While one might assume that his indulgences with women and alcohol may in part be Draper’s attempts to medicate his troubled soul and that his trysts have led to some negative consequences, whether or not his behavior is “pathological” is in the eye of the beholder. For a long time (for Draper anyway), he was quite happy and faithful in a second marriage, and he doesn’t seem to exhibit feelings of loss of control or pathological sex-related behavior that impairs his ability to function. Having serial monogamous love affairs is the not same as “Looking-for-Mr.-Goodbar” one-night hookups stereotypical of compulsive sexual behavior. That’s not to say that Draper might not benefit from outpatient one-on-one therapy (not a one-size-fits-all approach) with a licensed mental health professional, who could help him address his underlying unhappiness.
It concerns me when TV docs diagnose people they've never seen with this or that psych problem. And diagnosing fictional characters with unrecognized maladies who don't even fit the bill to further a cause troubles me, too.
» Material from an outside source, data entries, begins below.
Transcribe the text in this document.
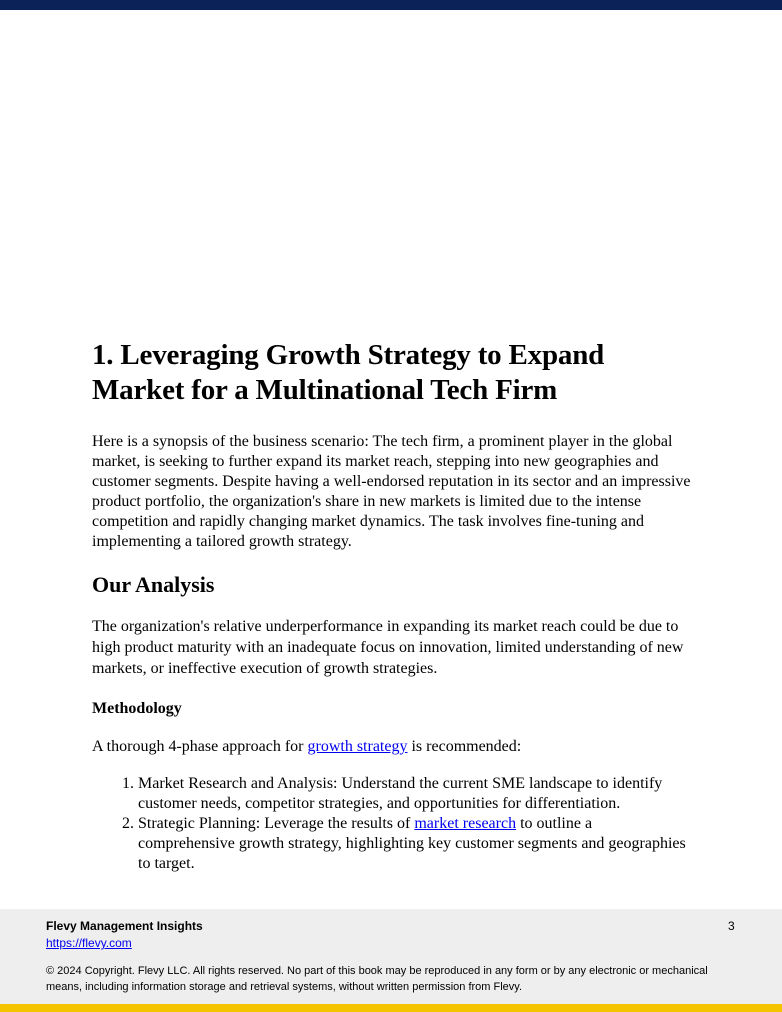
1. Leveraging Growth Strategy to Expand Market for a Multinational Tech Firm

Here is a synopsis of the business scenario: The tech firm, a prominent player in the global market, is seeking to further expand its market reach, stepping into new geographies and customer segments. Despite having a well-endorsed reputation in its sector and an impressive product portfolio, the organization's share in new markets is limited due to the intense competition and rapidly changing market dynamics. The task involves fine-tuning and implementing a tailored growth strategy.

Our Analysis

The organization's relative underperformance in expanding its market reach could be due to high product maturity with an inadequate focus on innovation, limited understanding of new markets, or ineffective execution of growth strategies.

Methodology

A thorough 4-phase approach for growth strategy is recommended:

1. Market Research and Analysis: Understand the current SME landscape to identify customer needs, competitor strategies, and opportunities for differentiation.
2. Strategic Planning: Leverage the results of market research to outline a comprehensive growth strategy, highlighting key customer segments and geographies to target.
Flevy Management Insights
https://flevy.com
3
© 2024 Copyright. Flevy LLC. All rights reserved. No part of this book may be reproduced in any form or by any electronic or mechanical means, including information storage and retrieval systems, without written permission from Flevy.
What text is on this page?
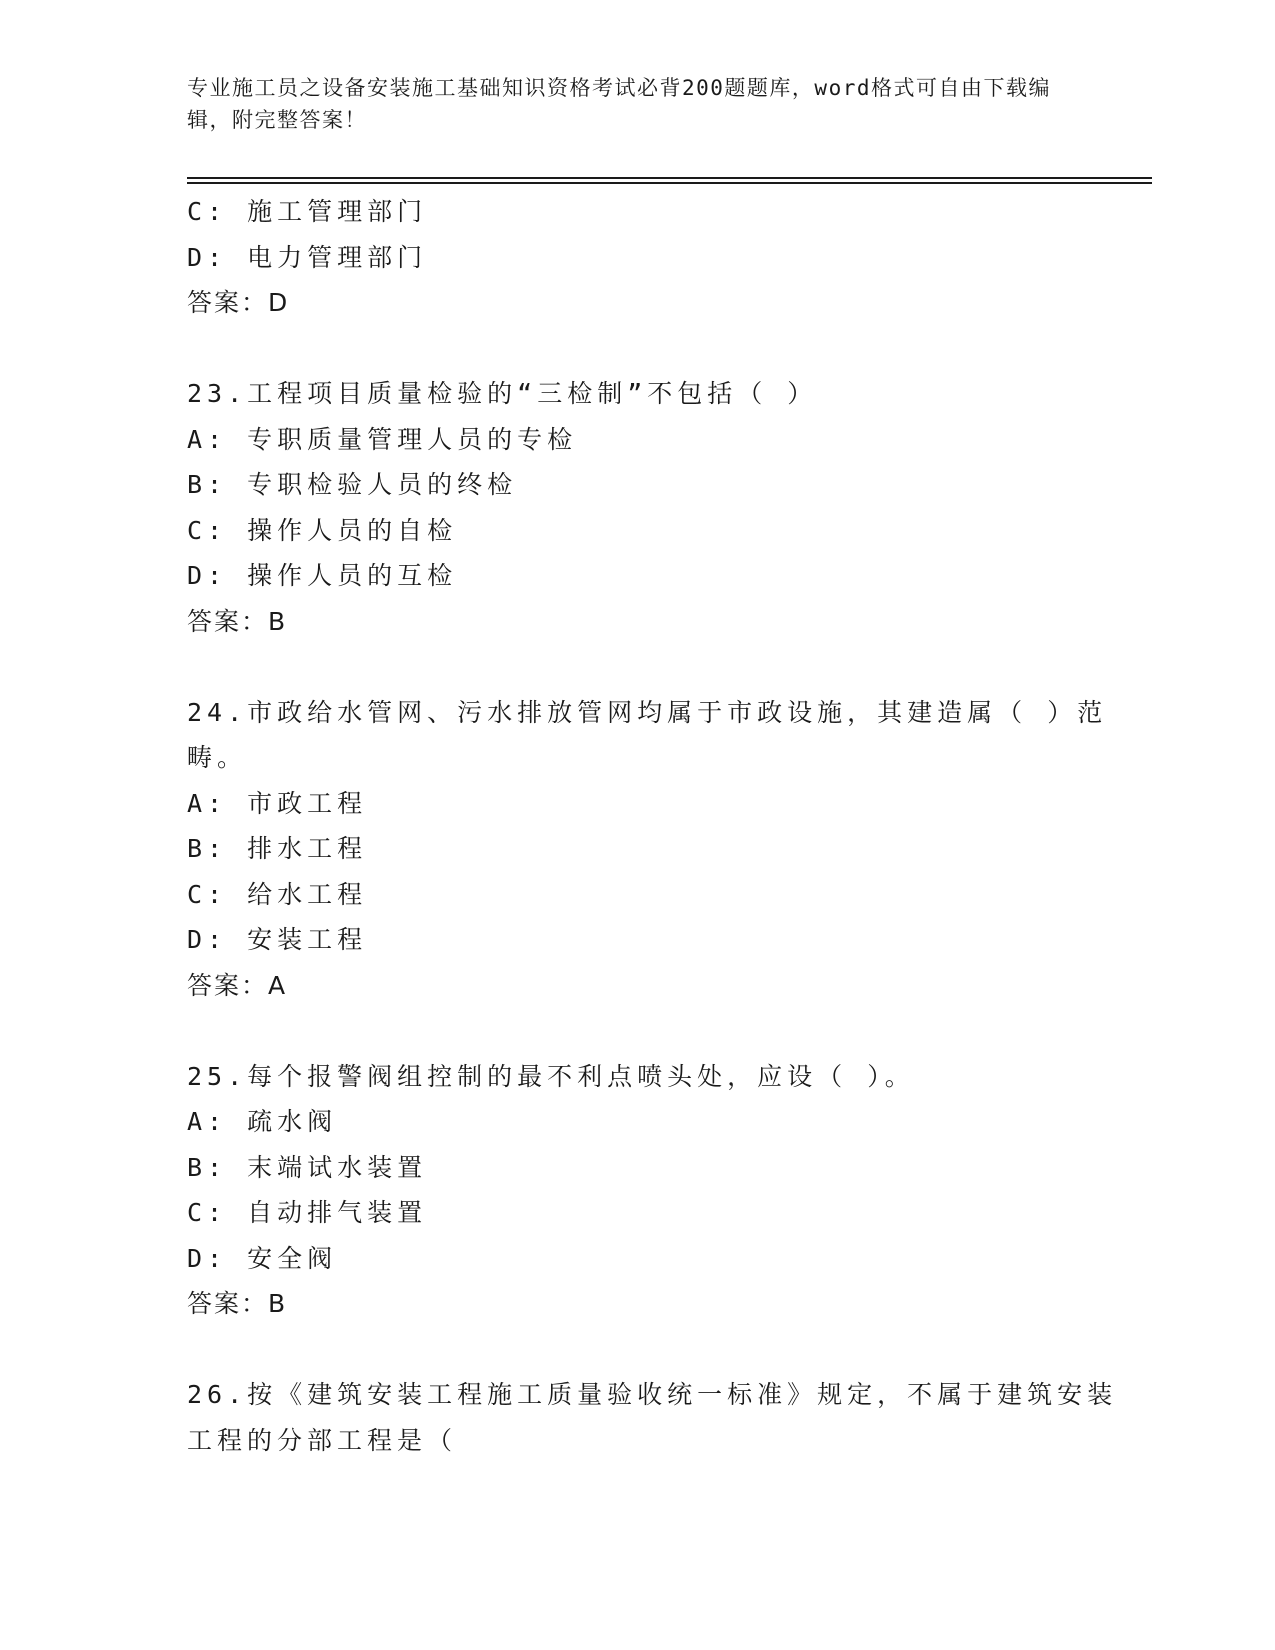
专业施工员之设备安装施工基础知识资格考试必背200题题库，word格式可自由下载编辑，附完整答案！
C: 施工管理部门
D: 电力管理部门
答案：D
23.工程项目质量检验的“三检制”不包括（ ）
A: 专职质量管理人员的专检
B: 专职检验人员的终检
C: 操作人员的自检
D: 操作人员的互检
答案：B
24.市政给水管网、污水排放管网均属于市政设施，其建造属（ ）范
畴。
A: 市政工程
B: 排水工程
C: 给水工程
D: 安装工程
答案：A
25.每个报警阀组控制的最不利点喷头处，应设（ ）。
A: 疏水阀
B: 末端试水装置
C: 自动排气装置
D: 安全阀
答案：B
26.按《建筑安装工程施工质量验收统一标准》规定，不属于建筑安装
工程的分部工程是（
When I asked Dr. Ley if he thinks Draper could be seen as a “sex addict”, he said, "Draper is a great portrayal of a high-testosterone male. He is driven, seeking success, and is charismatic. He’s a natural leader and just happens to love sex. Throughout history, men like Draper have changed the world, from John F. Kennedy to King David. Draper certainly has his flaws, but to suggest that they are rooted in sexuality is incredibly insulting to the talented writers who've created such a rich and captivating character."
What do you think about these so-called "process" addictions, as many rehabs call them – for instance compulsive shopping, video game playing, and working? (The only one recognized in the DSM is gambling disorder.) But what about the others – are they "addictions" and should they be treated like drug and alcohol addictions?